So many things hang from the flimsiest of threads. So flimsy, one might think Something Else must be at work to make them happen. This afternoon, for instance, I decided to take a detour and visit a place I hadn't planned on going to - I went only because of the notion had been planted in my mind. Once there, chance then led me up a path that I'd never been on before and had no prior intention of taking. And, up that unlikely path, I met two people I'd been thinking about but didn't expect to see. And when we encountered each other, astonished, they said they had been thinking about me. We had apparently conjured each other up, as if by magic!
Voodoo stuff, this.
The background story is this. It was the last day of the Appledore Book Festival. In the morning it was an hour with Jeremy Vine, whom I had partied with just the night before. He was very entertaining. It was mainly about his thinking on current social trends, interspersed with hilarious clips from his BBC Radio 2 show and the quiz show Eggheads, which he hosts. I saw that two friends, Rachel and Paul, were there. We agreed to meet for afternoon tea in Appledore, after the closing event, at which Ann Widdecombe would speak. She was a hoot. A remarkable lady, whose views and opinions were crystal clear, and expressed with lucidly and conviction. I feel reassured now, should the troublesome US Presidential Candidate Donald Trump ever get elected to the White House. Ann Widdecombe explained how that would still be All Right - how the American System would prevent him doing most of the things he was promising to do.
Anyway, Rachel, Paul and I meet up afterwards, and in the course of the next hour and a half somehow got round to discussing the new building going on at nearby Westward Ho! (Which I think is the only town in the country to have an exclamation mark as part of its name - derived of course from nineteenth-century Devon author Charles Kingsley's seafaring book of that title) I was urged to see what had sprung up on the seafront since I was last there.
There was no urgency about visiting Westward Ho! and I could have left it for a couple of days. But something made me steer Fiona in that direction. And once parked, I could have stayed in the centre of town. But I didn't. I strolled westward along the sea front. I suppose I wanted - subconsciously - to get a shot of Lundy, far out on the horizon, against the setting sun, if the two could be got in line from the clifftop. But I soon realised that couldn't be. I walked on, however. And as I walked, I pondered on the people I'd met again this time, and those I hadn't, among them a couple named Vicky and Ken. By this time, I was a long way from the town centre, and it was sheer curiosity to see the sea view ahead that had got me even this far.

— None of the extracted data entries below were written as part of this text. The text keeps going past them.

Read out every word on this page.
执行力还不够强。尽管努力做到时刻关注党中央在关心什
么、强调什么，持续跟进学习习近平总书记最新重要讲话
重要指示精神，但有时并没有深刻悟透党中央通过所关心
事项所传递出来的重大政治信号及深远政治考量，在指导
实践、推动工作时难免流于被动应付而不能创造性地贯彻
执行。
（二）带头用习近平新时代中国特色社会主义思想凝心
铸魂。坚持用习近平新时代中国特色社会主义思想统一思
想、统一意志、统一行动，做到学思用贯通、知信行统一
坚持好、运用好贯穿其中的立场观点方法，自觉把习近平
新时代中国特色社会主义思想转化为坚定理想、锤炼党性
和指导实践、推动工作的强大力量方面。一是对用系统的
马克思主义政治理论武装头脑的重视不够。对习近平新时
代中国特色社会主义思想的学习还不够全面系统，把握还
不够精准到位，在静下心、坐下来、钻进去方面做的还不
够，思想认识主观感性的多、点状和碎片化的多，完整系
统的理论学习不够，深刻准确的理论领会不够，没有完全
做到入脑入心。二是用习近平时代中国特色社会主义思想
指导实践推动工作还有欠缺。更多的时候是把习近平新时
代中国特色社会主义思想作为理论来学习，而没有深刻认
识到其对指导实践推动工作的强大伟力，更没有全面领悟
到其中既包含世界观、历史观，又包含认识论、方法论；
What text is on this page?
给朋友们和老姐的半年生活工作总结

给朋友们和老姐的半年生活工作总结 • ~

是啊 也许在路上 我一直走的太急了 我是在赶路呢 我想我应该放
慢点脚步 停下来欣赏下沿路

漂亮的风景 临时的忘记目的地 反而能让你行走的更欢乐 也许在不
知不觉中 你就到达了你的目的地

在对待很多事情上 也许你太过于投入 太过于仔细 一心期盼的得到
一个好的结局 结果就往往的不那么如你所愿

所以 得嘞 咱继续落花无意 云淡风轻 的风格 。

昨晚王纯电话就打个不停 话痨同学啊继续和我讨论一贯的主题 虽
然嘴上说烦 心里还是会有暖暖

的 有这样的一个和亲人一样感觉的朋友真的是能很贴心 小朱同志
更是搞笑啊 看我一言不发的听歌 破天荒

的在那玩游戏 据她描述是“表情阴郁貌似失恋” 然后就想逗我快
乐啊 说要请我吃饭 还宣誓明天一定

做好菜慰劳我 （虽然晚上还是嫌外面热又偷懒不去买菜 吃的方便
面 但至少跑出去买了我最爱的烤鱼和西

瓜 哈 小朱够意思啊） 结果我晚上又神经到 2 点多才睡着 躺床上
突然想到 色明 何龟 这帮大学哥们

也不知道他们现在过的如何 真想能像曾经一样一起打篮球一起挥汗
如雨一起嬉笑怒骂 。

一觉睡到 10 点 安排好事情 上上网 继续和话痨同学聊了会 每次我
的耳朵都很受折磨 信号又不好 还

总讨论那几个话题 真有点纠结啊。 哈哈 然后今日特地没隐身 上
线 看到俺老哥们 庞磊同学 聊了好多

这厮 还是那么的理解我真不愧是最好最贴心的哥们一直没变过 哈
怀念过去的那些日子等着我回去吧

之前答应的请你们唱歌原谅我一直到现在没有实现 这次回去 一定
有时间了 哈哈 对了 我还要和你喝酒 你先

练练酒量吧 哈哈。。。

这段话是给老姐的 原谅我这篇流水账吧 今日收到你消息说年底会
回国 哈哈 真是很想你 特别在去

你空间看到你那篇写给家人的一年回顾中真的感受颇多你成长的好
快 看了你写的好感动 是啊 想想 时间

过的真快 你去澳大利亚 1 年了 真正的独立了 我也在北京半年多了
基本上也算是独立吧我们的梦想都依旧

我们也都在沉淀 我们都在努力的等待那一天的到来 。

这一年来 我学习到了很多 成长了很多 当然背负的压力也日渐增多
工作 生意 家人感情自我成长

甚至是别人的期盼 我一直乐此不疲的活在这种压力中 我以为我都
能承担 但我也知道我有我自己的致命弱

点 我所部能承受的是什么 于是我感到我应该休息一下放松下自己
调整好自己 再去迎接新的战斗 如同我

Then guess who walked towards me! Vicky and Ken - and I'd just been thinking about them. It was hardly believable. They gaped at me as if I had beamed down from another planet. And keep bearing in mind that a clifftop path on the edge of Westward Ho! was one of the more unlikely places we might see each other. 'Lucy!' cried Vicky. 'We've just been talking about you, because we haven't seen you at any Festival events.' (Although Appledore is a small place, there are so many daily events, and the attendances are sometimes so large, that you can easily not meet people you know) 'And I've been thinking about you!' I said. And that's when it struck us all how very odd it was that thinking had summoned up the real persons, as if by some spell. Far more than coincidental. It was weird and bizarre.
Well, the upshot was that I would share a walk on my last day in North Devon with Vicky and their poodle Rosie, and we could have a good catch-up chat. That settled, we parted. I walked on, still marvelling at the combination of chance decisions that had brought us face-to-face. It still seemed unreal.
I don't really believe that you can, without fail, engineer or magic-up a meeting simply by thinking about someone. But it sometimes seems to happen. Our encounter would have been unremarkable in Appledore, especially just before, or just after, some Festival event. But it was remarkable in another place where there was no expectation at all of bumping into anyone one might know. And at an out-of-the-way spot at that. Very strange.